Aussitôt, des "hou hou" ont fusé, couvrant la voix du maire de Bordeaux, tandis que la foule scandait "Nicolas, Nicolas"

Juppé droit dans ses bottes ne se "laisse pas impressionner"

"Je répète: l'UMP a été constituée sur la base de la droite et du centre. Je continuerai à le dire", a poursuivi Alain Juppé, bravant les huées, qui ont redoublé lorsqu'il a ajouté qu'il fallait "préparer une primaire ouverte" en 2016. "Nicolas, Nicolas", a de nouveau scandé la foule.

"Vous me connaissez, et je ne me laisse pas pour ma part impressionner par des mouvements de foule", a-t-il lancé face aux sifflets. Nicolas Sarkozy a été accusé cette semaine de s'être prononcé samedi dernier pour "l'abrogation" de la loi sur le mariage homosexuel sous la pression des militants de l'association Sens commun devant lesquels il s'exprimait.

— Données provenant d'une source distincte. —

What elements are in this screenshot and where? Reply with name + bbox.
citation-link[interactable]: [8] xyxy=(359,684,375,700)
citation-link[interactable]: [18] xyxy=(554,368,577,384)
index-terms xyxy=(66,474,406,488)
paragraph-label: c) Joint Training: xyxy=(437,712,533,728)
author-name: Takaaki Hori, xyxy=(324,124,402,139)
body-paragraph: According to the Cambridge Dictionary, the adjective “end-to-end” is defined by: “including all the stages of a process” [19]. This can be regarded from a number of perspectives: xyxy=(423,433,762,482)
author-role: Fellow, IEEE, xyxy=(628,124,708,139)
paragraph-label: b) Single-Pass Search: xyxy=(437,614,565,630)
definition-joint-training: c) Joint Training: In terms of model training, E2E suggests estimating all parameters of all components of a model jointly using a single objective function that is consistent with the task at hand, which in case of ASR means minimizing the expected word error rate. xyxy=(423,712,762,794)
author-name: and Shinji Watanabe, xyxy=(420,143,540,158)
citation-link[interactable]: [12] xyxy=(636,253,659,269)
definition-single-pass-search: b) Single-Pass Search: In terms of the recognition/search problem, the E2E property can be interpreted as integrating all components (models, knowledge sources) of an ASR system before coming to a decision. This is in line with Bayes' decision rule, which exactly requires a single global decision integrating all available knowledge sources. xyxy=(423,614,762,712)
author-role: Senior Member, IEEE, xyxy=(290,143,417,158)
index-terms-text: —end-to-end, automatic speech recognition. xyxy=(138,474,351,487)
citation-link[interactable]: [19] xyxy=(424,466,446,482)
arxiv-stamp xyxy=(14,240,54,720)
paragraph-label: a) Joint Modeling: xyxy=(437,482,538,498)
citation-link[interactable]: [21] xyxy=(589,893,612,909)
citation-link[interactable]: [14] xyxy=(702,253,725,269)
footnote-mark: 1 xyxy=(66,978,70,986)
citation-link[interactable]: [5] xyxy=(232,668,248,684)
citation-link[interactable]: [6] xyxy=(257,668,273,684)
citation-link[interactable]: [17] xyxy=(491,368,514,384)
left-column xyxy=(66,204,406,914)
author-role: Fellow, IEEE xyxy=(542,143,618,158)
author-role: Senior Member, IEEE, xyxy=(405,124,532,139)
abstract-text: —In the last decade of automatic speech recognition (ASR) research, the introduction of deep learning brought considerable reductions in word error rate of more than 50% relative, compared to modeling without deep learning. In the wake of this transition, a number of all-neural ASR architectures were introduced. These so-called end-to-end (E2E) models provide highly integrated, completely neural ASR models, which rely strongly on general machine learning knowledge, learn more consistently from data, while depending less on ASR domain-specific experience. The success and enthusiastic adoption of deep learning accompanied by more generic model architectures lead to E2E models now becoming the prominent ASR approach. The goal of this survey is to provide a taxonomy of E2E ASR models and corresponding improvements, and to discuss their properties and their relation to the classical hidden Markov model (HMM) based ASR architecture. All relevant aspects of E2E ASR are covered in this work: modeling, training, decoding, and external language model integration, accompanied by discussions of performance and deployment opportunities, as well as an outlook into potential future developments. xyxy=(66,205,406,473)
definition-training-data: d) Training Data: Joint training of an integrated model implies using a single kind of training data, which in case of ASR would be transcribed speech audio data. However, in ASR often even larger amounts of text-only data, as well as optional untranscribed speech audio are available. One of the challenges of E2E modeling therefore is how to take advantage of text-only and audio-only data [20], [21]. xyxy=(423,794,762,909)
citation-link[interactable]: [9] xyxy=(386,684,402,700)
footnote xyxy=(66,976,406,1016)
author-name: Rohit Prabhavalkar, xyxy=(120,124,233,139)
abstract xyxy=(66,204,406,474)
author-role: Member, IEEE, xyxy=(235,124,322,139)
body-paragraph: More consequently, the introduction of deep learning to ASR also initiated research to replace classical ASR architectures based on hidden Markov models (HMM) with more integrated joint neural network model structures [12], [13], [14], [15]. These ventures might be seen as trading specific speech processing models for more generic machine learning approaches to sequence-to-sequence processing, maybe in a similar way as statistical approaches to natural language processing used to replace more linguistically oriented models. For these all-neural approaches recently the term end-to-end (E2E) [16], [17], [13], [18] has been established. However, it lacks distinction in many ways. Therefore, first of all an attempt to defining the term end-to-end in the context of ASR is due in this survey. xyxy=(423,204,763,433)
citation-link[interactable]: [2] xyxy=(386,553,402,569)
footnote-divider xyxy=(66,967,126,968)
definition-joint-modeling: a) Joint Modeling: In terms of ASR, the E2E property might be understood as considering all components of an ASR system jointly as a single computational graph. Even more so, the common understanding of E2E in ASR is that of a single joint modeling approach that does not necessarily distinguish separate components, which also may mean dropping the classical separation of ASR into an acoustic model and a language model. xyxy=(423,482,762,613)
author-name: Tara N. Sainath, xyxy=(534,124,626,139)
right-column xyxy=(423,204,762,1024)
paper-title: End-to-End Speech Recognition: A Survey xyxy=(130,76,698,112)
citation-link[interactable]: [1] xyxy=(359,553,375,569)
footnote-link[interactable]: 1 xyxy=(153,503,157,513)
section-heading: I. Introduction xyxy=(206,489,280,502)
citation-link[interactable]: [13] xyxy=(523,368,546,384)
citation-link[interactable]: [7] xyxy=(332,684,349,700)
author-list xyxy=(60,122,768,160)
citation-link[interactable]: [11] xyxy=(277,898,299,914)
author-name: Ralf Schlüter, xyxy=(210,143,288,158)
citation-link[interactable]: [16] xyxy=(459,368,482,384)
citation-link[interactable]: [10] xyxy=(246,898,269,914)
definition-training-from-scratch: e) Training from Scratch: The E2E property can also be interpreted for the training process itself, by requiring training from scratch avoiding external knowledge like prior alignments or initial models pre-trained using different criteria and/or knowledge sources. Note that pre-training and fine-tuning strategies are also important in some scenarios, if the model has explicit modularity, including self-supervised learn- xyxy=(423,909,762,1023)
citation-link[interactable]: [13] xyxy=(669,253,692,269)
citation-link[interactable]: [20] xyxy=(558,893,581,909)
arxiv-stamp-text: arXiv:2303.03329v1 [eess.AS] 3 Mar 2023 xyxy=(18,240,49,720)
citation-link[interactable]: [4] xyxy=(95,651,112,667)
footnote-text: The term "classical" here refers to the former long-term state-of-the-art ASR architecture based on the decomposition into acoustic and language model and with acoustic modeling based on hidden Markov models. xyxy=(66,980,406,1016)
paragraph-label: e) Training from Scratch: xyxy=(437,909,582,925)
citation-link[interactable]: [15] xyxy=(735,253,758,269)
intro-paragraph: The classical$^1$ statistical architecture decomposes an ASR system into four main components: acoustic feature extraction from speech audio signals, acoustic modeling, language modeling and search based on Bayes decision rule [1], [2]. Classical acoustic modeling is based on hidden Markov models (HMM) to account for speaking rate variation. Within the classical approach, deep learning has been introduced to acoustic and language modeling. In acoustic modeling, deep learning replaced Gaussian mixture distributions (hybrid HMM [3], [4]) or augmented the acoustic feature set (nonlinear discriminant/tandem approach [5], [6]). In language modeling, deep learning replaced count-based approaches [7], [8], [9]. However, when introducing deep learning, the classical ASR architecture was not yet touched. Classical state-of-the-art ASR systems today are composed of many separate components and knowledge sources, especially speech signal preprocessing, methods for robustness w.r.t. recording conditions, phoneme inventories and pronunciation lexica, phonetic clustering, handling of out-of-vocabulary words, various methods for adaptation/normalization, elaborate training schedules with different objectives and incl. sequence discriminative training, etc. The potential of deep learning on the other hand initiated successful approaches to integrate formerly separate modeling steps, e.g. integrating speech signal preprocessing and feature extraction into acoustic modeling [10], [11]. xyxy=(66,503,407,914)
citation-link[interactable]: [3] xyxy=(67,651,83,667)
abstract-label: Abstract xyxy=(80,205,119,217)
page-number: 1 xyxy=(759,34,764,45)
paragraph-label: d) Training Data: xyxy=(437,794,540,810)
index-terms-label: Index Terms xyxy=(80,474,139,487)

"Alain aura besoin de moi, j'aurais besoin de lui", dit Sarkozy

"Nous n'avons pas le droit de nous diviser", a répondu Nicolas Sarkozy. "Ce qui s'est passé entre Jean-François Copé et François Fillon (fin 2012), a été indigne", a-t-il ajouté, affirmant qu'il refusait de "donner le spectacle des mêmes querelles". "Il n'y a pas d'élection présidentielle en 2014, 2015, 2016. C'est le temps du collectif, pas le temps présidentiel", a-t-il martelé.

A la foule qui écoutait à présent sans broncher, l'ancien président a également lancé: "Oui à la droite et le centre mais un centre qui a choisi clairement" son positionnement. Aucun d'entre nous ne peut réussir seul. Alain aura besoin de moi, j'aurai besoin de lui", a-t-il également affirmé, sous les applaudissements. Mais certains dans l'entourage du maire de Bordeaux affirment d'ores et déjà que Nicolas Sarkozy a commis une "grave erreur politique" en n'intervenant pas pour faire taire ces huées pendant la prise de parole d'Alain Juppé.